What’s a Podcast Avatar?
The word “avatar” comes from Hindi, meaning “a manifestation of a deity or spirit, placed into a physical form.” Now, it can also mean an icon or an image of a person in video games or internet forums. Generally, an avatar is an amalgam of preferred attributes, put together into one imaginary person. So, a podcast avatar is an imaginary friend who is the ideal audience for your podcast.
How Do I Build A Podcast Avatar?
If you’re one of those people who like making vision boards, go for it. Get out your scissors and glue and old magazines, and craft up an image storm of all the things your ideal listener does, likes, and wants.
If not, then it’s time to do some writing. Get out your journal or planner or whatever you use to plan your podcast. Start out by imagining your ideal listener. Figure out their age range, where they live, what they enjoy doing, and their highest level of education.
Once we know some general demographic information (things that describe the person’s outside, what slice of society they occupy), then it’s time to think about psychographic information.

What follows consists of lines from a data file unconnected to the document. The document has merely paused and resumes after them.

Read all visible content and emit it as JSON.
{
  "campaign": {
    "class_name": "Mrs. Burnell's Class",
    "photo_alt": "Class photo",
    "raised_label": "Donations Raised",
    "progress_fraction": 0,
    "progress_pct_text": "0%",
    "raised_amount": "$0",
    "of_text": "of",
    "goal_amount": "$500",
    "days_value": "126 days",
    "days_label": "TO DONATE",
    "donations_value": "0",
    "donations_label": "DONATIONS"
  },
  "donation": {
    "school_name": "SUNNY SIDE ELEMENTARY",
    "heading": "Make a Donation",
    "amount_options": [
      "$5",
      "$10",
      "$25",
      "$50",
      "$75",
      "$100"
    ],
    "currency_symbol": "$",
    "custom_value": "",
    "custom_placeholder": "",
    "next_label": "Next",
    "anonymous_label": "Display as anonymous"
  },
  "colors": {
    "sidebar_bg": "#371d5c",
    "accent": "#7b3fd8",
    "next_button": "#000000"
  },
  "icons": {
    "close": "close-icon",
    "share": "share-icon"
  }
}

Colin has written an article about using demographics and psychographics to find your ideal listener. For now, think of psychographics as the study of how a person or group of people think.
For example, what kind of music does your podcast avatar enjoy? How do they prefer to use the Internet? Are they a night owl or early riser? What do they like to do for fun? What do they do for work?
Once you know most of this, you have a clear concept of who your podcast is for.
What Can You Do With A Podcast Avatar?
Once you put together most of the attributes of your podcast avatar or imaginary ideal listener, you can use this to strengthen your podcast in a lot of ways. For example:
Does this person listen while doing chores or exercising, or do they sit down and give your podcast their full attention? This could help you figure out the best sound design strategy: minimalist, or multi-layered?
Do they use social media, or would they prefer getting updates about your podcast from a personalized newsletter? If they do use social media, which platforms? This can help you decide how best to promote your podcast.
Who would your ideal listener want to hear you interview, a rabbi, a football player, or a candy factory worker? Knowing as much as possible about your audience can help you find the right guests.
Finding Your Niche
Knowing what kind of person is most likely to enjoy your podcast helps you find your podcast niche.
Need a confidence boost? Imagine this person (or these people), sharing the same interests in the room with you. Picture them hitting refresh on their favorite podcast app, waiting for your next episode. Or, simply imagine them paying attention and supporting you. We all need an imaginary cheering squad sometimes.
Next Steps for Creating That Avatar
Remember, our free Podcast Planner tool will help you a lot with this. It just takes a few minutes to fill out and you’ll be set up with your own personalised program.
For another avatar-creation exercise, you might also practice on podcasts that aren’t yours. For example, what do you suppose the ideal listener is like for This American Life, or for This Duckburg Life?
Scientific American has published data about “mirror neurons,” or the idea that parts of the human brain want to imitate others’ behavior, and empathize with them. When we know our podcast audience is existing in the world, we’re more motivated to produce a good podcast. The more specific and concrete your concept of who your podcast is for, the more you’ll be able to connect with your real audience.